Öyle anlaşılıyor ki; bunların tek amacı bebek katili Abdullah Öcalan’ın bir şekilde ev hapsine çıkarılması olayıdır ki ancak o zaman ülkeye «barış” geleceğini söylemek istiyorlar.
Kendilerine barış bloku diyen bu zavallılar, savaş zamanında bile saldırılmayacak hastanelere roket atarlarla saldırabilen, okulları yıkıp yıkarak anaokulu öğrencilerinin oyuncaklarından intikam aldıklarını sanan teröristlerin sırtlarını sıvazlamaktan geri kalmıyorlar.
«Barış” adına uyuşturucu kaçakçılığı yapacaksın, beşikteki bebeleri göz kırpmadan öldüreceksin, köyleri basacaksın suçsuz insanları kurşuna dizeceksin, sivil halkı ABD den temin edilen C4 patlayıcıları hedef alıp çocuk, kadın, yaşlı insanları öldüreceksin ve «barış” diyeceksin.
Son günlerde HDP’yi Sol bir parti olarak halka yutturmaya çalışanlara tek bir söz edeceğim. Dünyanın hangi ülkesinde SOLCULAR Nato’dan, dolaysıyla ABD Emperyalizminden yardım istemişlerdir.
Selahattin Demirtaş alemi kör etrafı dört duvar sanıyor ki, Katil Abdullah Öcalan’la Mandele’yı kıyaslıyor ve Bebek Katiline Mandele’ye uygulanan ev hapsini istiyor bunun için de Avrupa Birliği ve ABD’den yardım istiyor.
Şimdi kısaca öz olarak Mandele’yi tanıyalım. Abdullah Öcalan’ı tanıtmaya gerek var mı bilmiyorum, zaten hepimiz ne bok olduğunu biliyoruz.

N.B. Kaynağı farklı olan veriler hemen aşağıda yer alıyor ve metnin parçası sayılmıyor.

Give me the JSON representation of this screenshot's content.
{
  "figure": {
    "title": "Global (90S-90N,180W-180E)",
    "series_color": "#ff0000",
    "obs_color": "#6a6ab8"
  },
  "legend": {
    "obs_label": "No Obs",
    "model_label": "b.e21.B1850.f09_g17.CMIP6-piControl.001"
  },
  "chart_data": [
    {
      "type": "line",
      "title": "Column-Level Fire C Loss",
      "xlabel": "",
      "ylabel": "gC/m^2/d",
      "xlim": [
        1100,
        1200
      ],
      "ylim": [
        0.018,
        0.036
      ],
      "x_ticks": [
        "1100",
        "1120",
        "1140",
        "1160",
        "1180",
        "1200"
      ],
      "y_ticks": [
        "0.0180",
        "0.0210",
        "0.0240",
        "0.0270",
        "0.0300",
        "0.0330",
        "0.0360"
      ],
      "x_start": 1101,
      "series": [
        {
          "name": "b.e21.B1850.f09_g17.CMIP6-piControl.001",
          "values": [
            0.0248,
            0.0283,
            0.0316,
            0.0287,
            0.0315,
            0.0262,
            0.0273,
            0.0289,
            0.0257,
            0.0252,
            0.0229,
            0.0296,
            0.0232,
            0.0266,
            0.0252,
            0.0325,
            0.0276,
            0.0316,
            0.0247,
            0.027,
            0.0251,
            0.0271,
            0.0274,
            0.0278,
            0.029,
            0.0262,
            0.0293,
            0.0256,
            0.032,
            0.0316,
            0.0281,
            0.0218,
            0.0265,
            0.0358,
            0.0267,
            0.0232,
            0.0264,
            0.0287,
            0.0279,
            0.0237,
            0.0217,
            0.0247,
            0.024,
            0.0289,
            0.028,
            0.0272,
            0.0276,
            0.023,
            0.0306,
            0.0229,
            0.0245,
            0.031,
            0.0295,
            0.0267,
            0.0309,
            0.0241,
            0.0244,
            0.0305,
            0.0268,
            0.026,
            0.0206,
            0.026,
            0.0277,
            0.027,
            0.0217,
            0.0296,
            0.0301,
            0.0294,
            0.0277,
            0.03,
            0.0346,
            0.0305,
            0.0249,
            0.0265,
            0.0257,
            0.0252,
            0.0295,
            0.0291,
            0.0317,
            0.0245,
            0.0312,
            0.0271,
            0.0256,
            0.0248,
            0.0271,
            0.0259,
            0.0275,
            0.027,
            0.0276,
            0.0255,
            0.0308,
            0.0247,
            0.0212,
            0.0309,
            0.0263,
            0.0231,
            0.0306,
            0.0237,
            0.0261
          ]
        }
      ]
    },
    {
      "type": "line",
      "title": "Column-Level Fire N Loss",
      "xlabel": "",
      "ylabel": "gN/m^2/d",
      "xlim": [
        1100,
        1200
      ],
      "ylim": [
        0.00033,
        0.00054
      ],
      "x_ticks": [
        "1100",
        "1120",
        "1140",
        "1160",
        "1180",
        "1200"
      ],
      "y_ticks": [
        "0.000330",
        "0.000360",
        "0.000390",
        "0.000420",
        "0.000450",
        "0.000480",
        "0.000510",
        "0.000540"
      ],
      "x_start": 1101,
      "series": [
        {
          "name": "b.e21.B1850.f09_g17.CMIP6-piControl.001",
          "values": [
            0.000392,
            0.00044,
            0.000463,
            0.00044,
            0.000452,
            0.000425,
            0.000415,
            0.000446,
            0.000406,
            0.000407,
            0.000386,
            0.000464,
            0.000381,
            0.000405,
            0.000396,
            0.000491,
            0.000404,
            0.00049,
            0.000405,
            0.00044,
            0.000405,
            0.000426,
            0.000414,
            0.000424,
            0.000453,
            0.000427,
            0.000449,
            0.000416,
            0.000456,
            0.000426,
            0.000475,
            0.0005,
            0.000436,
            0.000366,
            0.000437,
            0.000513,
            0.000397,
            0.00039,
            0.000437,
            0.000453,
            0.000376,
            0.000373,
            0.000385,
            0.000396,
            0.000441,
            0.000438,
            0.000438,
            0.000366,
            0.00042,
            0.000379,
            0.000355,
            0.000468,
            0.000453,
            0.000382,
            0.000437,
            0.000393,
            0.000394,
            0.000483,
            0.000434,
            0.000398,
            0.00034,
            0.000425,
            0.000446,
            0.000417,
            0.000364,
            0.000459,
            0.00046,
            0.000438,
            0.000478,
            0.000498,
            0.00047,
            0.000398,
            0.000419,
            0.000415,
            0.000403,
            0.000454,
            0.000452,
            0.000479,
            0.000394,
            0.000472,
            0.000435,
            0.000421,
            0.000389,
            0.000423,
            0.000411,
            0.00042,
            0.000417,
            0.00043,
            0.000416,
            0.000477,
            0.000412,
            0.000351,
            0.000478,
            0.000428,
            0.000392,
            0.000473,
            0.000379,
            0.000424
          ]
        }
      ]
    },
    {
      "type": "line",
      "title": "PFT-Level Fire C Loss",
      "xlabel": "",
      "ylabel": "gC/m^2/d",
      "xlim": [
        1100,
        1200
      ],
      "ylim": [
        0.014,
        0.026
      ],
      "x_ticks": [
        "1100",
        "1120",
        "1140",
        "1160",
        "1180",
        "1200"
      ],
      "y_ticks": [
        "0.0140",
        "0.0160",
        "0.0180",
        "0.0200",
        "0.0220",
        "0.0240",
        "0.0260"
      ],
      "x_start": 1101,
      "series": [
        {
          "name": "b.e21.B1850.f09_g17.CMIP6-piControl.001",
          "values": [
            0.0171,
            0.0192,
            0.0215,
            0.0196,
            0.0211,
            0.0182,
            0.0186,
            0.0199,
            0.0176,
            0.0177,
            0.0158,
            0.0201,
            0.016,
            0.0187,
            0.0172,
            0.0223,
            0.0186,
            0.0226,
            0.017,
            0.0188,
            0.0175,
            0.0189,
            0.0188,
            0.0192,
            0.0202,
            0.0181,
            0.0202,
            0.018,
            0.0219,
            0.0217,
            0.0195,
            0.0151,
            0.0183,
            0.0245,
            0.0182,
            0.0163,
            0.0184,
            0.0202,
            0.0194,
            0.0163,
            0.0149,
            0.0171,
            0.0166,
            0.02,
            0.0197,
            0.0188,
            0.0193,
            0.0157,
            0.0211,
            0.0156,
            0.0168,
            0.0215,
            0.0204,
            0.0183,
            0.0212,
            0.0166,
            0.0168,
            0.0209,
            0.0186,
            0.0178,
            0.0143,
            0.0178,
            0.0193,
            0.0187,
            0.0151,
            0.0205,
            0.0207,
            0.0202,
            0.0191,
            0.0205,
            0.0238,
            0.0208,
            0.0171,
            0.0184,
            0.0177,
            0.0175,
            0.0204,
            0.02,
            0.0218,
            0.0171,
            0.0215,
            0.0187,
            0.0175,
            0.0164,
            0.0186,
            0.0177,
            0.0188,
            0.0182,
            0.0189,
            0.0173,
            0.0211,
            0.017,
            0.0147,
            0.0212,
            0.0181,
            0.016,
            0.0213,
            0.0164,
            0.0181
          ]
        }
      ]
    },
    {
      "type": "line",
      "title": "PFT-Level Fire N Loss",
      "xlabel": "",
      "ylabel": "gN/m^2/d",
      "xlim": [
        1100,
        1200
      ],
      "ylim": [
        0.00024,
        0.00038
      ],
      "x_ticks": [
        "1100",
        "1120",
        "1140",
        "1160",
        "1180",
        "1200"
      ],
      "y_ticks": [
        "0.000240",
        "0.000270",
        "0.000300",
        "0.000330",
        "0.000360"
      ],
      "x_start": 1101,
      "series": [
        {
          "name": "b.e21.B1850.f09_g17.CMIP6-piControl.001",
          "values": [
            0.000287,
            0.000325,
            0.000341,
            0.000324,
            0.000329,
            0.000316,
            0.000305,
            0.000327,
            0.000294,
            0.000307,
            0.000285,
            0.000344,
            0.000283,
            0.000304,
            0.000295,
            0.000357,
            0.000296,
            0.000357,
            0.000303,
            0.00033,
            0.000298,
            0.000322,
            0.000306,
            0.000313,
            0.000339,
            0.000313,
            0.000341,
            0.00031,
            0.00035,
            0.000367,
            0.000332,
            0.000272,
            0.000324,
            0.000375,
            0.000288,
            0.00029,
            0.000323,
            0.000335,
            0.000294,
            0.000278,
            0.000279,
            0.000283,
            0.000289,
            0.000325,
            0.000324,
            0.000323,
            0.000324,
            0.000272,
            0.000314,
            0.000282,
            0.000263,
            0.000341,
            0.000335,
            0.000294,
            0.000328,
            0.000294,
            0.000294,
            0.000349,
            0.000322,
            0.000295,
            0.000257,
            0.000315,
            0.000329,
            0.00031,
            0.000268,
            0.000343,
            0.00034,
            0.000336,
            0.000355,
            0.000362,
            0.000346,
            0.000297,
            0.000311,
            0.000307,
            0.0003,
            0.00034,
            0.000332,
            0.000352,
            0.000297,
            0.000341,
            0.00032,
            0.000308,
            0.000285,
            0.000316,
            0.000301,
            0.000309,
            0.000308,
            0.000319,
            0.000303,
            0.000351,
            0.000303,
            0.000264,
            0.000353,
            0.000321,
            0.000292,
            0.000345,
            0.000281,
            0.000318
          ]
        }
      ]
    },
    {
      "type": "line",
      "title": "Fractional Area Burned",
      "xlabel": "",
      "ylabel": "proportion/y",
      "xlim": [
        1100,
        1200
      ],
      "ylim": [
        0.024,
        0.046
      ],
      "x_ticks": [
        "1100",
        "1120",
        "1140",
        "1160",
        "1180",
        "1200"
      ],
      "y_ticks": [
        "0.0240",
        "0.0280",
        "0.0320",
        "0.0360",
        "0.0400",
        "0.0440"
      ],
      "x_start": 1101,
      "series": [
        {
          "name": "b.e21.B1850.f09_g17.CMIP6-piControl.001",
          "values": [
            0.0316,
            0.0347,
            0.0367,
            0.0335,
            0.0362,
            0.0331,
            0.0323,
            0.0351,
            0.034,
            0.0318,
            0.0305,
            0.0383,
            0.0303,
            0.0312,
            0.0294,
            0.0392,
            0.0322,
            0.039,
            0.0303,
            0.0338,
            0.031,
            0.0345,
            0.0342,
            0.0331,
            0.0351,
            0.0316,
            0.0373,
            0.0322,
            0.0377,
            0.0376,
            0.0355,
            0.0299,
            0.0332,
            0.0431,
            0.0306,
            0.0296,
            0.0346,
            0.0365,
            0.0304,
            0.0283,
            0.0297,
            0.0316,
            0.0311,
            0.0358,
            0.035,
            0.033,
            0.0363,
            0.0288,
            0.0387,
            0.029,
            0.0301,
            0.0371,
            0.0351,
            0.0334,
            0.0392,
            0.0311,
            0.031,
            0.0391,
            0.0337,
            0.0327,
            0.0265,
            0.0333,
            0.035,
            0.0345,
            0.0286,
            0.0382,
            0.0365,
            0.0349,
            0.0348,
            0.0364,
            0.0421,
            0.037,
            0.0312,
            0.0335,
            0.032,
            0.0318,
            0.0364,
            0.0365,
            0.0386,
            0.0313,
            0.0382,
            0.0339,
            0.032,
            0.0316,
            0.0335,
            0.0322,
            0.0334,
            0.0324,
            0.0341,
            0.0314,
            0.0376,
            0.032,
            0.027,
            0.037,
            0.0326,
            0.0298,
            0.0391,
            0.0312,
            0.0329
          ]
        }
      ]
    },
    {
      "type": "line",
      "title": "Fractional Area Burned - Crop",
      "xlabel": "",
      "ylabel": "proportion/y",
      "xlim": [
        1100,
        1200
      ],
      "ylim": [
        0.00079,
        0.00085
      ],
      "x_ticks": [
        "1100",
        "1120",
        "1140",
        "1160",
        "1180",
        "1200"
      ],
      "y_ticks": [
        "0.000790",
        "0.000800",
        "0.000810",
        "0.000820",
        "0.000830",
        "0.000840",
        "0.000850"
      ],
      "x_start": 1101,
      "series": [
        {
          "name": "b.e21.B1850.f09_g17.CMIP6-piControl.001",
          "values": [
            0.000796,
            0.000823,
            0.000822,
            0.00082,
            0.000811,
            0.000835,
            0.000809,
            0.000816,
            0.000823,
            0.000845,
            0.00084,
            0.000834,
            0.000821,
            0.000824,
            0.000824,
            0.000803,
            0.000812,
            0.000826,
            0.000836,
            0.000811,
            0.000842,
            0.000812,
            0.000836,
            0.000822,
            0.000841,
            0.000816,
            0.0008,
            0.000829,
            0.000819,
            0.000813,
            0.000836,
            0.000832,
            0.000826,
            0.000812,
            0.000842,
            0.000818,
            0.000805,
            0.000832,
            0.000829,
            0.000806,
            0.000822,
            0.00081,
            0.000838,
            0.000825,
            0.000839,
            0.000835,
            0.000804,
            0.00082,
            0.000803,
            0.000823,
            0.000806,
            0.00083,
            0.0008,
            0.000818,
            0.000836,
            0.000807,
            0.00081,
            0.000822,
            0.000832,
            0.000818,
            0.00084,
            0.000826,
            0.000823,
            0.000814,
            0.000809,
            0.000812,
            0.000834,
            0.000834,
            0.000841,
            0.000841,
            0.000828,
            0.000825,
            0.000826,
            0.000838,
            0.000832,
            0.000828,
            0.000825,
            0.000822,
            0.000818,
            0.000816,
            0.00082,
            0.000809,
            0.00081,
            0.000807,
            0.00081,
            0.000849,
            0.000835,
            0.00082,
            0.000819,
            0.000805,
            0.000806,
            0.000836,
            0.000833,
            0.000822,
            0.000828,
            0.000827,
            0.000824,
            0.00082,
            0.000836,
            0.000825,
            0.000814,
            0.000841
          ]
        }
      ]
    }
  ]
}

Mandela haklı davasına başladığında ve davasını sonuçlandırmadan önce (Devlet Başkanı olana kadar) siyahlar mal edinemiyordu, parlamento da siyahlar kesinlikle temsil edilmiyordu bununla bağlantılı olarak siyahların kesinlikle seçilme hakki yoktu.
Ülkenin yer altı ve üstü zenginliklerinden eşit hak talebinde bulunamıyordu. İdari makamlarda sadece beyazlar bulunmakta ve mahkeme kararıymışçasına bireysel karar verebiliyorlardı.
Bunların yanında bir siyah, bir beyazla yan yana dahi yürüyemiyor ve arkadaşlık kuramıyordu.
Buraya kadar özetlersek Mandela´nın davası sonuna kadar haklı ve namuslu bir mücadeledir ve sadece eşitlik istemektedir. Yukarıda yapılan Mandela öncesi siyahların karşı karşıya kaldıklarıyla, Abdullah Öcalan davası arasında dağlar kadar fark vardır.
«Barış”ı gerçekleştirmenin tek reçetesi vardır.
İNSANLIĞIN ORTAK DÜŞMANI EMPERYALİZME KARŞI BİRLEŞMEKTİR.